A SUNDAY KIND OF SHOW: In N.Y., Bob Raissman wrote "speculation" about SportsNet N.Y.'s Adam Schein becoming "host of CBS Sports Network’s 'The Other Pregame Show' is becoming a reality, which is a strong move by the network." A source said that Schein will be the "man fronting the four-hour Sunday morning NFL studio show" on CBSSN. The move means Schein will "no longer be a panelist" on SNY's Jets postgame show, but will "retain his featured role on SNY’s 'Loud Mouths'” (N.Y. DAILY NEWS, 7/28).

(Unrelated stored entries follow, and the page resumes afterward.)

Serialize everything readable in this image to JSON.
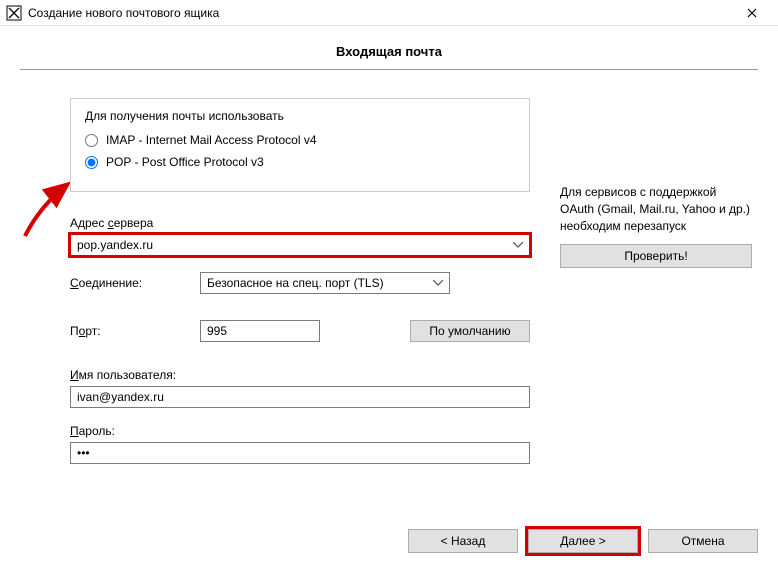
{
  "titlebar": {
    "title": "Создание нового почтового ящика"
  },
  "section": {
    "heading": "Входящая почта"
  },
  "protocol": {
    "legend": "Для получения почты использовать",
    "imap_label": "IMAP - Internet Mail Access Protocol v4",
    "pop_label": "POP  -  Post Office Protocol v3",
    "selected": "pop"
  },
  "server": {
    "label_prefix": "Адрес ",
    "label_underlined": "с",
    "label_suffix": "ервера",
    "value": "pop.yandex.ru"
  },
  "connection": {
    "label_underlined": "С",
    "label_suffix": "оединение:",
    "value": "Безопасное на спец. порт (TLS)"
  },
  "port": {
    "label_prefix": "П",
    "label_underlined": "о",
    "label_suffix": "рт:",
    "value": "995",
    "default_button": "По умолчанию"
  },
  "username": {
    "label_underlined": "И",
    "label_suffix": "мя пользователя:",
    "value": "ivan@yandex.ru"
  },
  "password": {
    "label_underlined": "П",
    "label_suffix": "ароль:",
    "value": "•••"
  },
  "hint": {
    "text": "Для сервисов с поддержкой OAuth (Gmail, Mail.ru, Yahoo и др.) необходим перезапуск",
    "check_button": "Проверить!"
  },
  "footer": {
    "back": "<   Назад",
    "next": "Далее   >",
    "cancel": "Отмена"
  }
}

HEADED TO BRISTOL: POYNTER’s Andrew Beaujon notes that Washington Post Redskins beat writer John Keim, who joined the paper on July 1, announced this morning “he is leaving for ESPN.” Keim said, “ESPN made an offer that The Post couldn’t match.” Beaujon notes Keim came to the Post from the Washington Examiner (POYNTER.org, 7/29)….Indianapolis Star writer Mike Wells wrote on his Twitter feed that he is joining ESPN where he will cover the Colts beginning the week of Aug. 5 (TWITTER.com, 7/26).
In San Diego, Kevin Acee reports the Chargers are "considering appearing" on HBO's "Hard Knocks" in '14. Chargers Exec VP & CEO A.G. Spanos said that the team "has not been officially asked to do the show next year." However, sources indicated that the team "is considered a favorite." Spanos "clearly is in favor of participating -- for the effect it can have on ticket sales and brand recognition." Spanos: “We’ve talked to other teams that have done the show and gotten feedback on how it’s helped them. Business-wise, every team has been helped by being on the show" (SAN DIEGO UNION-TRIBUNE, 7/29).
SHOW ME THE MONEY: DEADLINE.com noted the pilot for CNBC's "Money Talks" series will premiere Tuesday, Sept. 10. The one-hour show "takes viewers inside the world of sports betting and Steve Stevens, a handicapper who runs VIP Sports in Las Vegas." The show is produced by All3 Media America in association with Turn Left Productions and Lost Tribe Productions (DEADLINE.com, 7/27).
BOMBS AWAY: In N.Y., Fred Kerber notes replays during yesterday's Rays-Yankees game "made it sound" as if YES Network color commentator David Cone "dropped an F-bomb during the second inning." But Cone "steadfastly maintained he did not use the obscenity." The "fuss began when Cone and YES play-by-play man Michael Kay were discussing David Ortiz’s eruption in the Red Sox’s dugout in Baltimore on Saturday" (N.Y. POST, 7/29).